Even at 13 schools, which include football-only members Cal Poly and UC Davis, the Big Sky is the largest FCS conference in the country.
Idaho must shed 22 scholarships -- dropping from 85 to 63 -- during the move to the FCS. Should Idaho remain above the limit come 2018, the school would be ineligible for postseason play.
Petrino, Idaho’s fourth-year coach, said the Vandals are committed to reaching eligibility for the FCS playoffs right away.
"That's why it's good to have a two-year plan to get there," said Petrino, a Butte native who played quarterback at Carroll College in the late 1980s. "By having the two years to get there, we will make sure we get there scholarship-wise so the first year we can go into the playoffs and be successful there."
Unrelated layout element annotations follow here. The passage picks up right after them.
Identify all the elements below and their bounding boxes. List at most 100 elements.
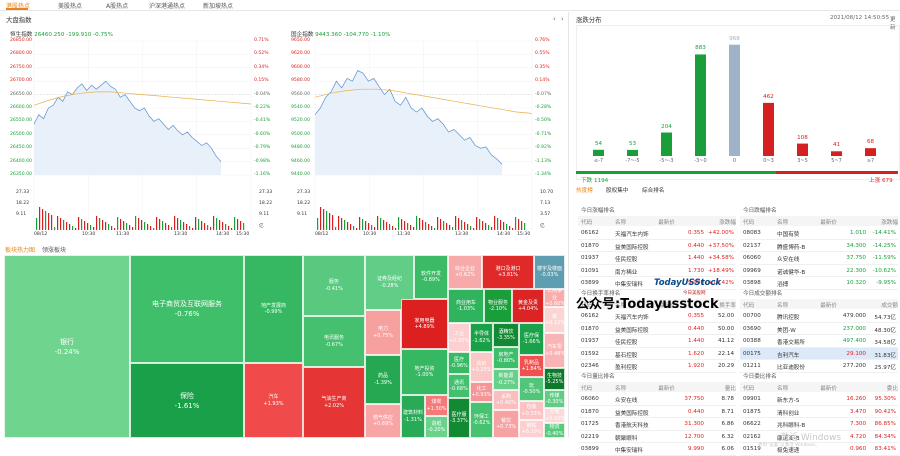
- table-row[interactable]: 08083 中国有赞 1.010 -14.41%: [740, 227, 898, 240]
- table-row[interactable]: 06060 众安在线 37.750 8.78: [578, 393, 736, 406]
- hscei-chart-panel[interactable]: 国企指数 9443.360 -104.770 -1.10% 9650.00 962…: [285, 25, 562, 240]
- sector-change: +0.73%: [495, 424, 517, 430]
- sector-tile[interactable]: 软件开发 -0.89%: [414, 255, 448, 299]
- table-row[interactable]: 03899 中集安瑞科 9.990 6.06: [578, 443, 736, 456]
- sector-tile[interactable]: 汽车 +1.93%: [244, 363, 303, 438]
- sector-tile[interactable]: 保险 -1.61%: [130, 363, 244, 438]
- sector-tile[interactable]: 商业用车 -1.03%: [448, 289, 484, 323]
- tab-composite-rank[interactable]: 综合排名: [642, 188, 665, 194]
- sector-change: -0.41%: [325, 285, 343, 292]
- table-row[interactable]: 01592 基石控股 1.620 22.14: [578, 348, 736, 361]
- table-row[interactable]: 03899 中集安瑞科 9.990 +16.42%: [578, 277, 736, 290]
- sector-tile[interactable]: 玩 -0.50%: [519, 377, 544, 401]
- volume-bar: [75, 228, 77, 230]
- tab-a-share-hot[interactable]: A股热点: [106, 3, 129, 10]
- table-row[interactable]: 06162 天福汽车内饰 0.355 52.00: [578, 310, 736, 323]
- sector-tile[interactable]: 钢铁 +0.20%: [519, 420, 544, 438]
- sector-tile[interactable]: 包装 +0.33%: [519, 401, 544, 420]
- next-arrow-icon[interactable]: ›: [561, 15, 564, 23]
- sector-tile[interactable]: 环保工 -0.62%: [470, 402, 493, 438]
- sector-tile[interactable]: 地产投资 -1.00%: [401, 349, 448, 395]
- sector-tile[interactable]: 公用事业 +0.60%: [544, 289, 565, 307]
- sector-tile[interactable]: 银 +0.12%: [544, 307, 565, 333]
- table-row[interactable]: 06622 兆科眼科-B 7.300 86.85%: [740, 418, 898, 431]
- sector-tile[interactable]: 建筑材料 -1.31%: [401, 395, 425, 438]
- table-row[interactable]: 09901 新东方-S 16.260 95.30%: [740, 393, 898, 406]
- sector-tile[interactable]: 房地产 -0.80%: [493, 347, 519, 369]
- hsi-chart-panel[interactable]: 恒生指数 26460.250 -199.910 -0.75% 26850.00 2…: [4, 25, 281, 240]
- sector-tile[interactable]: 仓储 +0.10%: [544, 408, 565, 423]
- sector-tile[interactable]: 酒精饮 -3.35%: [493, 323, 519, 347]
- table-row[interactable]: 03690 美团-W 237.000 48.30亿: [740, 323, 898, 336]
- heatmap-title[interactable]: 板块热力图: [5, 247, 36, 254]
- table-row[interactable]: 01937 佳民控股 1.440 41.12: [578, 335, 736, 348]
- sector-tile[interactable]: 医疗服 -3.37%: [448, 398, 470, 438]
- table-row[interactable]: 02219 朝聚眼科 12.700 6.32: [578, 431, 736, 444]
- sector-tile[interactable]: 传媒 -0.30%: [544, 390, 565, 408]
- sector-tile[interactable]: 电子商贸及互联网服务 -0.76%: [130, 255, 244, 363]
- dist-bar-value: 883: [695, 45, 706, 52]
- sector-tile[interactable]: 药品 -1.39%: [365, 355, 401, 404]
- sector-tile[interactable]: 纺织 +0.25%: [470, 352, 493, 382]
- tab-us-hot[interactable]: 美股热点: [58, 3, 83, 10]
- table-row[interactable]: 01870 益美国际控股 0.440 50.00: [578, 323, 736, 336]
- sector-tile[interactable]: 气油生产商 +2.02%: [303, 367, 365, 438]
- table-row[interactable]: 01937 佳民控股 1.440 +34.58%: [578, 252, 736, 265]
- sector-tile[interactable]: 电讯服务 -0.67%: [303, 316, 365, 367]
- sector-tile[interactable]: 综合企业 +0.62%: [448, 255, 482, 289]
- sector-tile[interactable]: 餐饮 +0.73%: [493, 410, 519, 438]
- sector-tile[interactable]: 燃气供应 +0.69%: [365, 404, 401, 438]
- stock-metric: 86.85%: [874, 421, 896, 428]
- sector-tile[interactable]: 工业 +0.20%: [448, 323, 470, 352]
- sector-tile[interactable]: 新能源 -0.27%: [493, 369, 519, 390]
- table-row[interactable]: 09969 诺诚健华-B 22.300 -10.62%: [740, 265, 898, 278]
- sector-tile[interactable]: 煤炭 +1.30%: [425, 395, 448, 416]
- sector-tile[interactable]: 家用电器 +4.89%: [401, 299, 448, 349]
- table-row[interactable]: 01870 益美国际控股 0.440 +37.50%: [578, 240, 736, 253]
- sector-tile[interactable]: 港口及港口 +3.81%: [482, 255, 534, 289]
- tab-hk-hot[interactable]: 港股热点: [6, 3, 31, 10]
- sector-tile[interactable]: 地产发展商 -0.99%: [244, 255, 303, 363]
- sector-tile[interactable]: 采购 +0.40%: [493, 390, 519, 410]
- sector-tile[interactable]: 物业服务 -2.10%: [484, 289, 512, 323]
- table-row[interactable]: 06162 天福汽车内饰 0.355 +42.00%: [578, 227, 736, 240]
- tab-sg-hot[interactable]: 新加坡热点: [203, 3, 234, 10]
- table-row[interactable]: 01870 益美国际控股 0.440 8.71: [578, 406, 736, 419]
- sector-tile[interactable]: 医疗 -0.96%: [448, 352, 470, 374]
- sector-tile[interactable]: 物流 -0.40%: [544, 423, 565, 438]
- table-row[interactable]: 01211 比亚迪股份 277.200 25.97亿: [740, 360, 898, 373]
- table-row[interactable]: 03898 滔搏 10.320 -9.95%: [740, 277, 898, 290]
- table-row[interactable]: 00175 吉利汽车 29.100 31.83亿: [740, 347, 898, 361]
- dist-bar-value: 108: [797, 134, 808, 141]
- sector-tile[interactable]: 化工 +0.93%: [470, 382, 493, 402]
- time-label: 08/12: [315, 232, 329, 237]
- heatmap-tab-leading[interactable]: 领涨板块: [42, 247, 67, 254]
- sector-tile[interactable]: 乳制品 +1.84%: [519, 355, 544, 377]
- sector-tile[interactable]: 服务 -0.41%: [303, 255, 365, 316]
- sector-tile[interactable]: 楼宇及楼面 -0.03%: [534, 255, 565, 289]
- table-row[interactable]: 06060 众安在线 37.750 -11.59%: [740, 252, 898, 265]
- sector-tile[interactable]: 通讯 -0.68%: [448, 374, 470, 398]
- tab-connect-hot[interactable]: 沪深港通热点: [149, 3, 186, 10]
- dist-more-link[interactable]: 更新: [890, 17, 896, 31]
- table-row[interactable]: 01875 清科创业 3.470 90.42%: [740, 406, 898, 419]
- table-row[interactable]: 02162 康诺亚-B 4.720 84.34%: [740, 431, 898, 444]
- table-row[interactable]: 00388 香港交易所 497.400 34.58亿: [740, 335, 898, 348]
- table-row[interactable]: 01091 南方稀业 1.730 +18.49%: [578, 265, 736, 278]
- prev-arrow-icon[interactable]: ‹: [553, 15, 556, 23]
- sector-tile[interactable]: 造纸 -0.20%: [425, 416, 448, 438]
- sector-tile[interactable]: 银行 -0.24%: [4, 255, 130, 438]
- table-row[interactable]: 00700 腾讯控股 479.000 54.73亿: [740, 310, 898, 323]
- sector-tile[interactable]: 医疗保 -1.66%: [519, 323, 544, 355]
- tab-hot-rank[interactable]: 热度榜: [576, 188, 593, 194]
- table-row[interactable]: 02137 腾盛博药-B 34.300 -14.25%: [740, 240, 898, 253]
- table-row[interactable]: 01725 香港航天科技 31.300 6.86: [578, 418, 736, 431]
- table-row[interactable]: 02346 盈利控股 1.920 20.29: [578, 360, 736, 373]
- sector-tile[interactable]: 黄金及贵 +4.04%: [512, 289, 544, 323]
- sector-tile[interactable]: 电力 +0.75%: [365, 310, 401, 355]
- sector-tile[interactable]: 半导体 -1.62%: [470, 323, 493, 352]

Spear added that Idaho does not foresee a need to cut other athletic programs, either to comply with Title IX regulations or for budgetary concerns. The athletic director also said Idaho's unique circumstances will not bend NCAA transfer rules, with any player leaving the program for an FBS or FCS location still being required to sit out one year.
The Big Sky has also been pursuing New Mexico State as a football member, though the Aggies have not made a decision on their future at this time.
Montana and Idaho enjoyed a fierce rivalry, second only to the Brawl of the Wild with Montana State, during the Vandals' time as conference foes with the Griz. The teams played for the Little Brown Stein, the rivalry trophy that's been housed in Missoula since their last meeting in 2003, a 41-28 victory at Washington-Grizzly Stadium.